The UK energy system in 2050

UK Energy Research Centre

2 min read Partner content

The UK Energy Research Centre recently launched their report 'Comparing Low-Carbon, resilient scenarios' at an event in parliament.

Tim Yeo MP, the chair of the Energy and Climate Change committee attended as well as shadow energy minister Tom Greatrex MP.

Achieving an 80 or 90% in carbon emissions to meet our Greenhouse Gas reduction targets will be challenging but it is clearly an agenda which must be successfully achieved.

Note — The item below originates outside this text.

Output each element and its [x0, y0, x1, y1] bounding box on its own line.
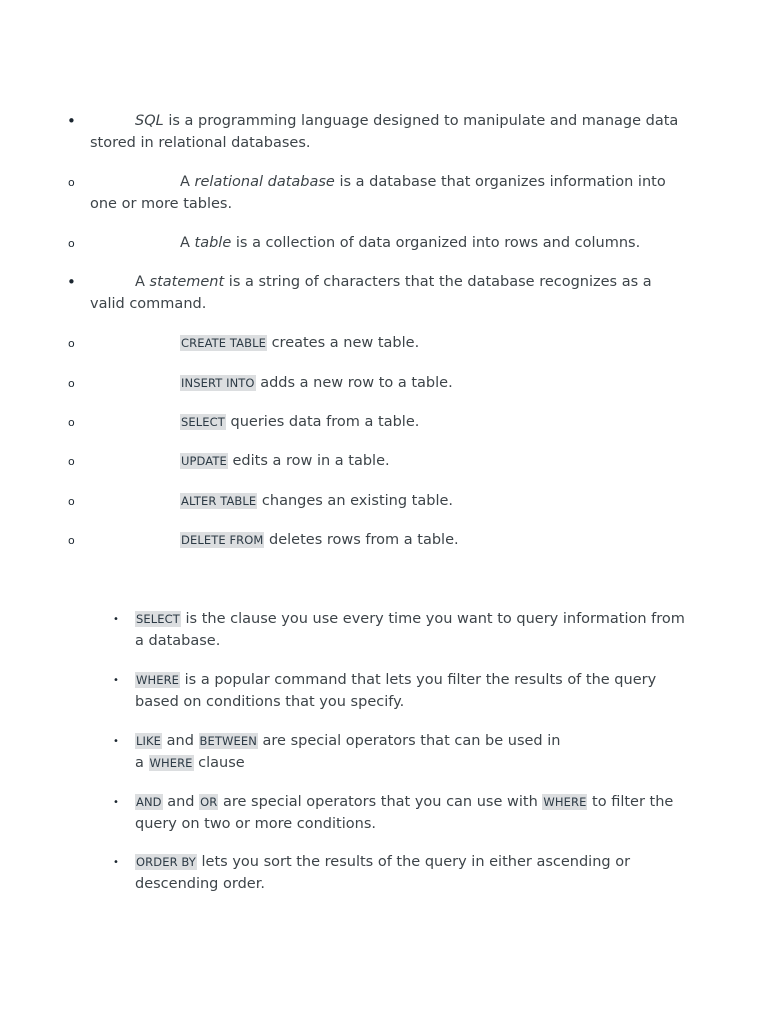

This report has highlighted that the government can and should encourage and stimulate a range of low carbon technologies. Professor Paul Ekins said that the reduction targets need to be included within the Energy Bill to give them credibility. He added that there will be "very little scope" for non-gas Carbon Capture and Storage (CCS) by 2050 if we are to successfully meet the targets.

Shale Gas was discussed as a potential solution to the UK energy crisis but there is genuine concern about 'fracking'. Whilst this exploration has worked in Texas, it might be far less popular in the Weald of Kent. Shales are also different in each region, and it is too expensive to produce then clearly it won't be economically viable.

Home heating also has to drastically change by 2050 to meet targets and will have to use electricity not natural gas. Vehicles too must evolve by then with more investment required in hybrid and other low carbon vehicles. Tom Greatrex MP also suggested that new housing required a mixture of biomass heating and no heating at all where insulation is good enough was suggested by Nick Eyre.

We also need more of a supply chain approach to UK gas security and the material flow of natural gas. In Europe gas is currently priced relative to the price of oil, yet in the UK it isn’t. The UK is 40% dependent on Norway for gas and 40% dependent on Qatar.

In short if we want to keep energy reduction costs to a minimum we need to change behaviour now not in 2045 ahead of the 2050 deadline.